LaborPress

“It’s not a cure for the coronavirus to put a big new expensive federal mandate on employers who are struggling in the middle of this matter.” — Sen. Lamar Alexander (R-Tenn)

WASHINGTON—With the number of confirmed coronavirus cases in the U.S. nearing 1,200 on Mar. 11, Sen. Lamar Alexander (R-Tenn.) stalled an attempt to expedite a bill that would require employers to give workers 14 days of paid sick leave in case of a public-health emergency.

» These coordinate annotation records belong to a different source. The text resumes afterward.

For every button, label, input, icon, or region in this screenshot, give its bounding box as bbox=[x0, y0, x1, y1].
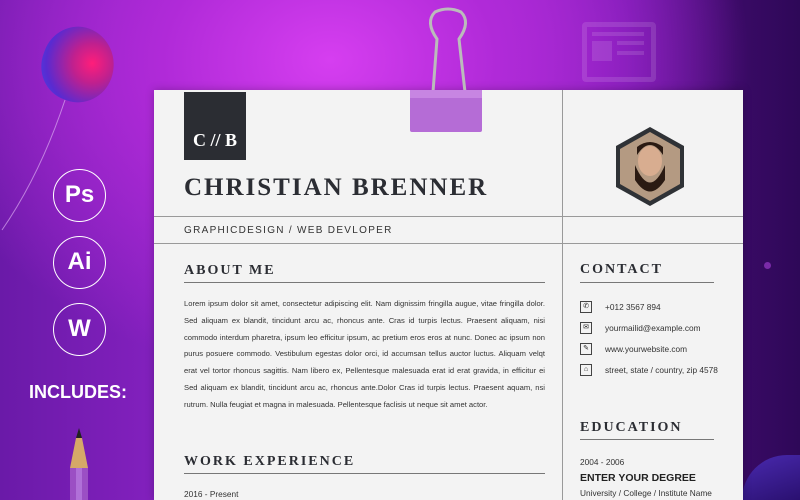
photo hexagon bbox=[616, 127, 684, 206]
balloon string bbox=[2, 100, 66, 230]
contact list: +012 3567 894 bbox=[605, 302, 661, 312]
binder clip bbox=[410, 8, 482, 132]
logo monogram bbox=[184, 92, 246, 160]
contact list: yourmailid@example.com bbox=[605, 323, 701, 333]
icon: W bbox=[53, 303, 106, 356]
text block: about me: Lorem ipsum dolor sit amet, consectetur adipiscing elit. Nam dignissim fringilla augue, vitae fringilla dolor. bbox=[184, 299, 545, 308]
icon: web bbox=[580, 343, 592, 355]
icon: Ps bbox=[53, 169, 106, 222]
text block: about me: commodo interdum pharetra, ipsum leo efficitur ipsum, ac pretium eros eros at nunc. Donec ac ipsum non bbox=[184, 333, 545, 342]
text: work date: 2016 - Present bbox=[184, 489, 238, 499]
decorative balloon bbox=[31, 17, 125, 112]
icon: newspaper watermark bbox=[582, 22, 656, 82]
title: name: CHRISTIAN BRENNER bbox=[184, 174, 488, 201]
icon: phone bbox=[580, 301, 592, 313]
decorative dot bbox=[764, 262, 771, 269]
decorative blob bottom right bbox=[742, 455, 800, 500]
icon: W: W bbox=[68, 315, 91, 342]
education entry: ENTER YOUR DEGREE bbox=[580, 472, 696, 484]
icon: web: ✎ bbox=[583, 345, 589, 352]
icon: phone: ✆ bbox=[583, 303, 589, 310]
text block: about me: Sed aliquam ex blandit, tincidunt arcu ac, rhoncus ante. Cras id turpis lectus. Praesent aliquam, nisi bbox=[184, 316, 545, 325]
text block: about me bbox=[184, 299, 545, 409]
contact list bbox=[580, 301, 718, 376]
includes label: INCLUDES: bbox=[29, 382, 127, 402]
subtitle: GRAPHICDESIGN / WEB DEVLOPER bbox=[184, 225, 393, 236]
education entry bbox=[580, 457, 712, 498]
icon: mail: ✉ bbox=[583, 324, 589, 331]
education entry: University / College / Institute Name bbox=[580, 488, 712, 498]
logo monogram: C // B bbox=[193, 130, 237, 150]
heading: education: EDUCATION bbox=[580, 420, 683, 435]
heading: contact: CONTACT bbox=[580, 262, 663, 277]
education entry: 2004 - 2006 bbox=[580, 457, 624, 467]
text block: about me: Sed aliquam ex blandit, tincidunt arcu ac, rhoncus ante.Dolor Cras id turpis lectus. Praesent aquam, nsi bbox=[184, 383, 545, 392]
text block: about me: erat vel tortor rhoncus sagittis. Nam libero ex, Pellentesque malesuada erat id erat gravida, in efficitur ei bbox=[184, 366, 545, 375]
panel: resume paper bbox=[154, 90, 743, 500]
icon: home bbox=[580, 364, 592, 376]
contact list: www.yourwebsite.com bbox=[605, 344, 687, 354]
text block: about me: rutrum. Nulla feugiat et magna in malesuada. Pellentesque faclisis ut neque sit amet actor. bbox=[184, 400, 488, 409]
heading: work experience: WORK EXPERIENCE bbox=[184, 454, 355, 469]
text block: about me: purus posuere commodo. Vestibulum egestas dolor orci, id accumsan tellus auctor luctus. Aliquam velqt bbox=[184, 349, 545, 358]
icon: home: ⌂ bbox=[584, 366, 588, 373]
icon: Ps: Ps bbox=[65, 181, 94, 208]
heading: about me: ABOUT ME bbox=[184, 263, 276, 278]
icon: Ai bbox=[53, 236, 106, 289]
icon: Ai: Ai bbox=[68, 248, 92, 275]
pencil bbox=[70, 428, 88, 500]
contact list: street, state / country, zip 4578 bbox=[605, 365, 718, 375]
icon: mail bbox=[580, 322, 592, 334]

Alexander, chair of the Health, Education, Labor, and Pensions Committee, blocked a procedural move by Healthy Families Act sponsor Sen. Patty Murray (D-Wash.) to bring the bill to the Senate floor without a hearing by his committee. 

“It’s not a cure for the coronavirus to put a big new expensive federal mandate on employers who are struggling in the middle of this matter,” Alexander said during debate. He argued that if the federal government was going to require paid sick leave, it should pay employers to provide it.

The bill’s 14-day mandate matched the 14-day period that the federal Centers for Disease Control recommends that people “self-quarantine” if they have symptoms of infection by the COVID-19 coronavirus. The number of confirmed cases in the U.S. has increased roughly fifteenfold in the past 10 days, with 31 deaths reported. The United Nations World Health Organization officially declared the disease a pandemic Mar. 11, with more than 118,000 confirmed cases and more than 4,000 deaths worldwide.

“In the face of the COVID-19 pandemic, it is unconscionable that Senate Republicans have blocked an emergency paid-sick-leave bill from coming to the Senate floor,” Eileen Appelbaum, codirector of the Washington-based Center for Economic and Policy Research, said in a statement. “Refusing to allow it to get a hearing on the Senate floor shows a callous disregard for the well-being of Americans.”

The AFL-CIO urged Congress to pass the bill as part of a bigger package of measures to protect workers. “Workers who are sick, or who are affected by quarantine orders, must receive paid sick leave,” federation government-affairs director William Samuel wrote in a letter to House members earlier in the day. “The COVID-19 virus has highlighted the inadequacy of our system of paid sick leave, workers’ compensation, and unemployment insurance, which must now be modernized and improved to address the crisis.”

The letter also called for legislation to require the Occupational Safety and Health Administration to issue an emergency temporary standard to protect health-care workers; making testing for the virus free; giving unemployment benefits to workers who lose their jobs because of the disease’s economic impact; providing aid to state and local governments to mitigate that impact; and expanding nutritional-aid programs such as food stamps, school lunches, and the Women, Infants, and Children program.

It called President Donald Trump’s proposal for cutting the Social Security payroll tax “a stealth attack on Social Security” that wouldn’t help laid-off workers, and said any response should not scapegoat immigrants, because “the virus will not discriminate in who it makes sick.” 

Republicans object that paid sick leave would cost employers too much. “Job creators do not need additional Washington-knows-best, federal mandates weighing them down,” Rep. Bradley Byrne (R-Ala.) said at a House Subcommittee on Workforce Protections hearing, citing National Federation of Independent Business claims that its requirements—in normal times, workers would be able to earn up to seven paid sick days off, at the rate of one day for every 240 hours worked—could cost 43,000 jobs a year. He called for “flexible and personalized solutions” such as the 2017 tax-cut law’s tax credits for employers who give workers at least two weeks of paid family and medical leave, and the longstanding Republican proposal to let private-sector employers offer workers paid time off instead of time-and-a-half pay for overtime.

Byrne also accused Democrats of politicizing the issue. “The vast majority of employers are already responding to their employees’ needs,” he said. “According to the Bureau of Labor Statistics, 73% of all private-industry workers and 83% of full-time workers have access to paid sick leave,” including 73% of full-time workers at small businesses, according to the NFIB.

That paid time off, however, is not evenly distributed around the workforce. According to the Center for Economic and Policy Research, 93% of the highest-paid workers have access to paid sick days, but only 30% of the lowest-paid do. 

“Many workers in jobs with the greatest exposure to the public are among those least likely to have access to paid sick days,” Appelbaum said. “Workers in jobs ranging from aides in nursing homes to retail clerks to child-care workers are unlikely to be able to afford to lose a week’s pay and may be unable to take time off from work.”